The Boltzmann equation will be solved by the test particle method. The phase-space will be sampled by point particles (delta functions in phase-space). These point particles will move in straight lines between collisions. When two particles come to their closest distance, the closest distance is compared with the interaction range. If the closest distance is smaller than the interaction range, there will be a collision. Otherwise there is no collision between these two particles.
A partonic system is dominated by light (massless) partons. These massless
partons are ultrarelativistic, i.e., they move at the speed of light. Different
from classical billiard balls, space and time are related relativistically. The
closest distance should be calculated in the two colliding particle
center-of-mass system in which the total momentum of the two colliding
particles is zero. The collision space-time point is taken to be the midpoint
at closest approach time in the two-particle center-of-mass system.
Speculative discrete event simulation has been considered for this system. Particle collisions are calculated aggressively and some correctly guessed ones would save the simulation execution whereas those over-optimistic ones will be eliminated later. Multithreaded simulation program has been developed in multicore and SMP clusters. Both computational and communication operations are overlapped. Checkpointing strategy has been applied for fault resilience. Specially developed 3-D localized load balancing scheme is utilized to reduce rescheduling overhead.

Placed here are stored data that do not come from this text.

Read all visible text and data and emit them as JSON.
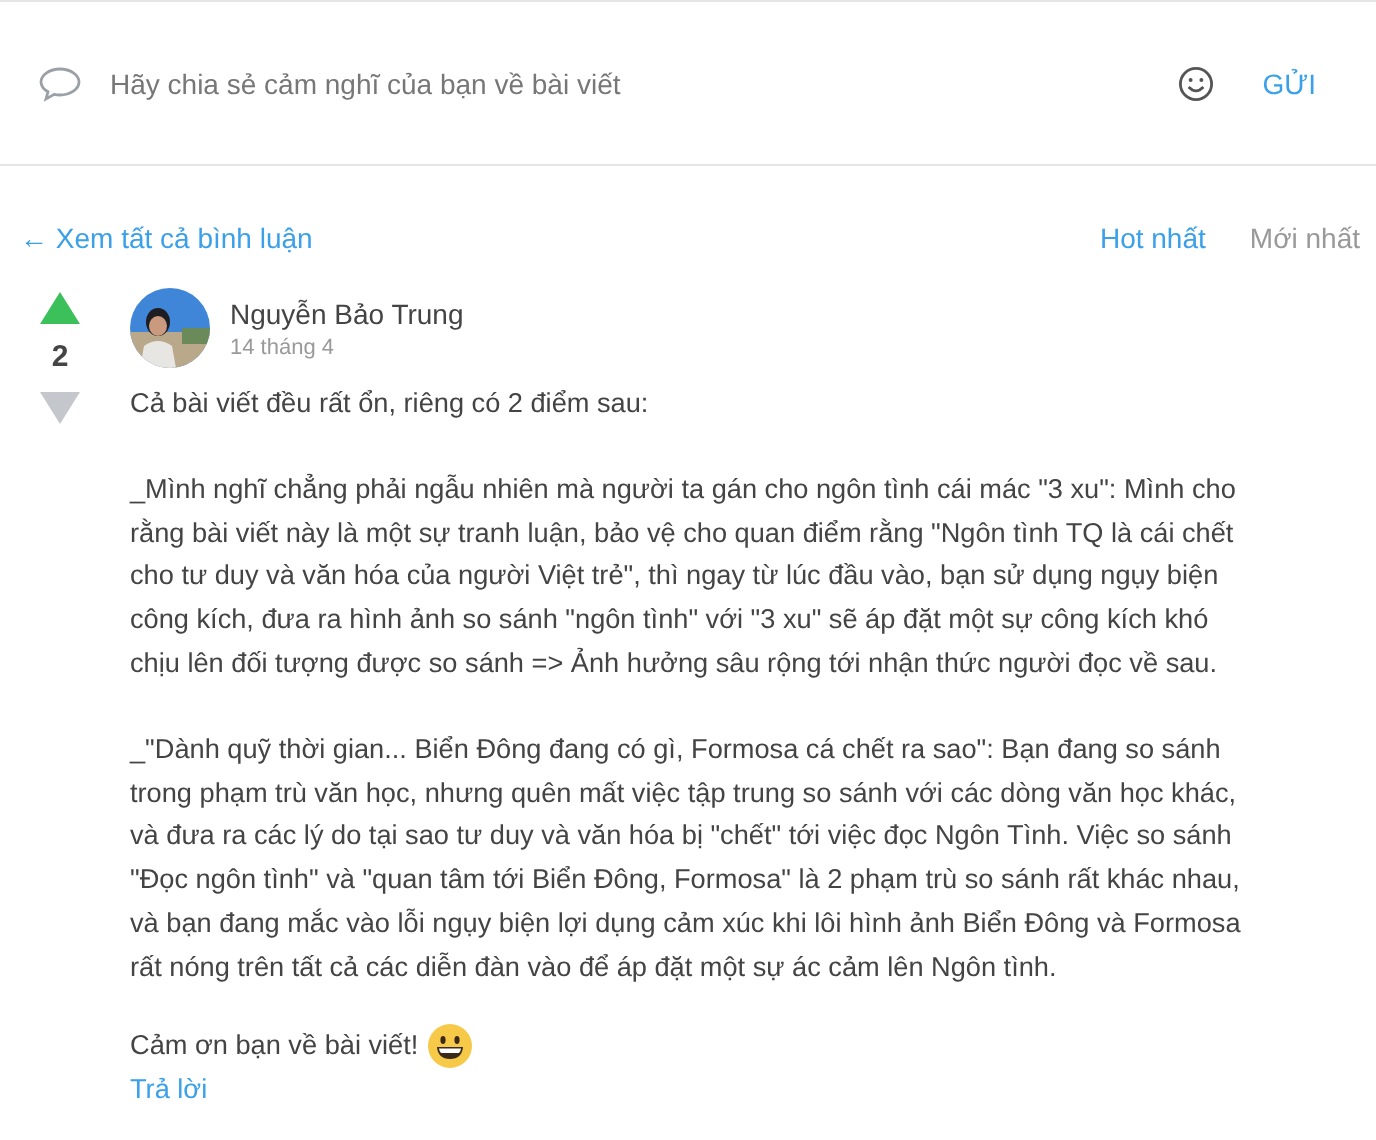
{
  "composer": {
    "placeholder": "Hãy chia sẻ cảm nghĩ của bạn về bài viết",
    "send": "GỬI"
  },
  "toolbar": {
    "back_link": "← Xem tất cả bình luận",
    "sort_tabs": [
      {
        "label": "Hot nhất",
        "selected": true
      },
      {
        "label": "Mới nhất",
        "selected": false
      }
    ]
  },
  "comment": {
    "votes": "2",
    "upvoted": true,
    "downvoted": false,
    "avatar": {
      "kind": "picture"
    },
    "author": "Nguyễn Bảo Trung",
    "date": "14 tháng 4",
    "paragraphs": [
      [
        "Cả bài viết đều rất ổn, riêng có 2 điểm sau:"
      ],
      [
        "_Mình nghĩ chẳng phải ngẫu nhiên mà người ta gán cho ngôn tình cái mác \"3 xu\": Mình cho",
        "rằng bài viết này là một sự tranh luận, bảo vệ cho quan điểm rằng \"Ngôn tình TQ là cái chết",
        "cho tư duy và văn hóa của người Việt trẻ\", thì ngay từ lúc đầu vào, bạn sử dụng ngụy biện",
        "công kích, đưa ra hình ảnh so sánh \"ngôn tình\" với \"3 xu\" sẽ áp đặt một sự công kích khó",
        "chịu lên đối tượng được so sánh => Ảnh hưởng sâu rộng tới nhận thức người đọc về sau."
      ],
      [
        "_\"Dành quỹ thời gian... Biển Đông đang có gì, Formosa cá chết ra sao\": Bạn đang so sánh",
        "trong phạm trù văn học, nhưng quên mất việc tập trung so sánh với các dòng văn học khác,",
        "và đưa ra các lý do tại sao tư duy và văn hóa bị \"chết\" tới việc đọc Ngôn Tình. Việc so sánh",
        "\"Đọc ngôn tình\" và \"quan tâm tới Biển Đông, Formosa\" là 2 phạm trù so sánh rất khác nhau,",
        "và bạn đang mắc vào lỗi ngụy biện lợi dụng cảm xúc khi lôi hình ảnh Biển Đông và Formosa",
        "rất nóng trên tất cả các diễn đàn vào để áp đặt một sự ác cảm lên Ngôn tình."
      ]
    ],
    "closing": "Cảm ơn bạn về bài viết!",
    "reply": "Trả lời"
  }
}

Heterogeneous processing architecture with GPUs (Graphics Processing Units) has been considered to take advantage of the massive computing cores in GPUs. However, collision dependency exhibits as one of major obstacles to employ this SPMD (Single Program Multiple Data Streams) programming paradigm. Divergence and memory-space-selection strategy are the major issues. Further investigation is undergoing.
Dynamic thread scheduling in GPU clusters will be the ultimate challenge to orchestrate data and computations among multi-level heterogeneous processing units. Workloads can be adjusted automatically to utilize system resources thoroughly. The execution will be sped up whereas system throughput will be improved. Similar strategy can be applied on other scientific computing applications.